These Four
Then
there were four.
Honestly,
most days it still feels very surreal that they are ours.
Almost
unbelievable that I get to be the momma of four little ones {not to mention also to one beautiful 22 year old and step momma to another}.
I am
blessed to care for them everyday of my life.
to pour
into their little beings.
to
protect them. speak truth to them.
guide
their hearts & minds.
pray over
each one.
snuggle
up to, laugh with, and enjoy
the
truth,
they
challenge me beyond what I ever thought to be capable of.

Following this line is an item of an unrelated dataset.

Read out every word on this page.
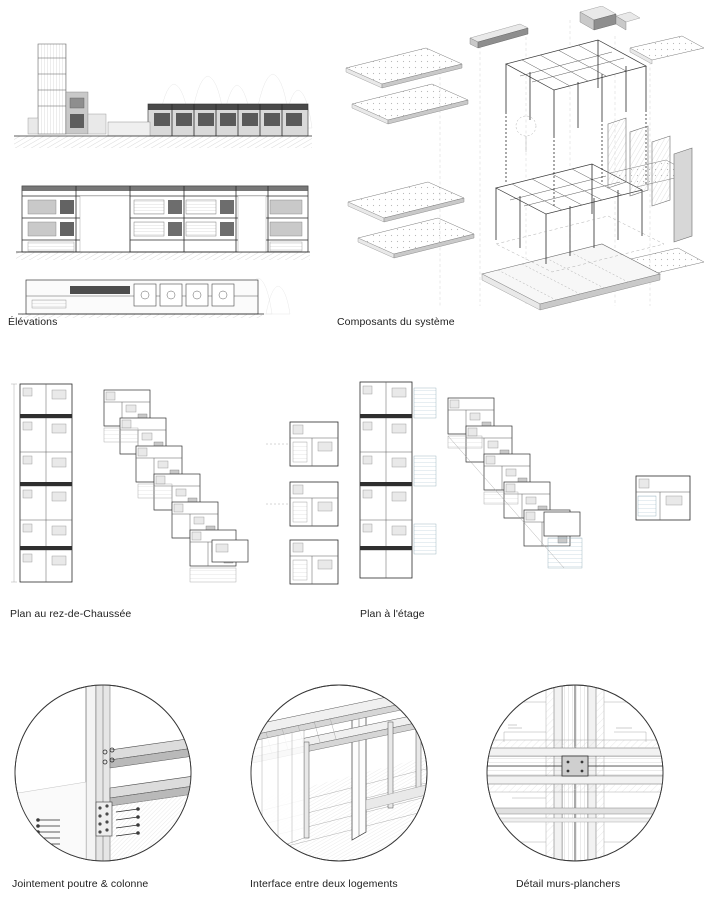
Élévations	Composants du système
Plan au rez-de-Chaussée	Plan à l'étage
Jointement poutre & colonne	Interface entre deux logements	Détail murs-planchers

(my 4 year old in particular)
they push
me to be kinder, more gentle, and to understand loving
unconditionally.
especially
when the circles under my eyes are very dark, my hair hasn't been washed in
nearly a week, and I would do just about anything for a solid 5 minutes alone
with my thoughts.
we have a
new normal now. I do not seem to ever have enough sleep. My home is ALWAYS a disaster. Most meals are barely editable. And I feel like I am always on the go. As a mom the
opportunity to be kind to them, to be what they need {and they each need four very different things from me} even when I'm exhausted arises nearly every day. I'm so
thankful the Lord pours into me grace and kindness on a regular basis because
without that life with littles would be very hard.
Truly these little people bring me much joy & encouragement.
They bring true happiness to my heart when the enemy tries desperately to steal my joy.
These little ones put smiles on my face when life is a bit uncertain
The Lord is so faithful. Each one of my children are specific reminders of who God is to me.
I'm so thankful for each of their lives.
In the moments that I'm feeling really tired, or theres potential to feel overwhelmed I simply remember how blessed I am by them. I've prayed so hard for their lives, health, and they are such a joy! I really just want to kiss their sweet baby cheeks, and snuggle up with them all the time. I really am enjoying being a momma to these four little angels.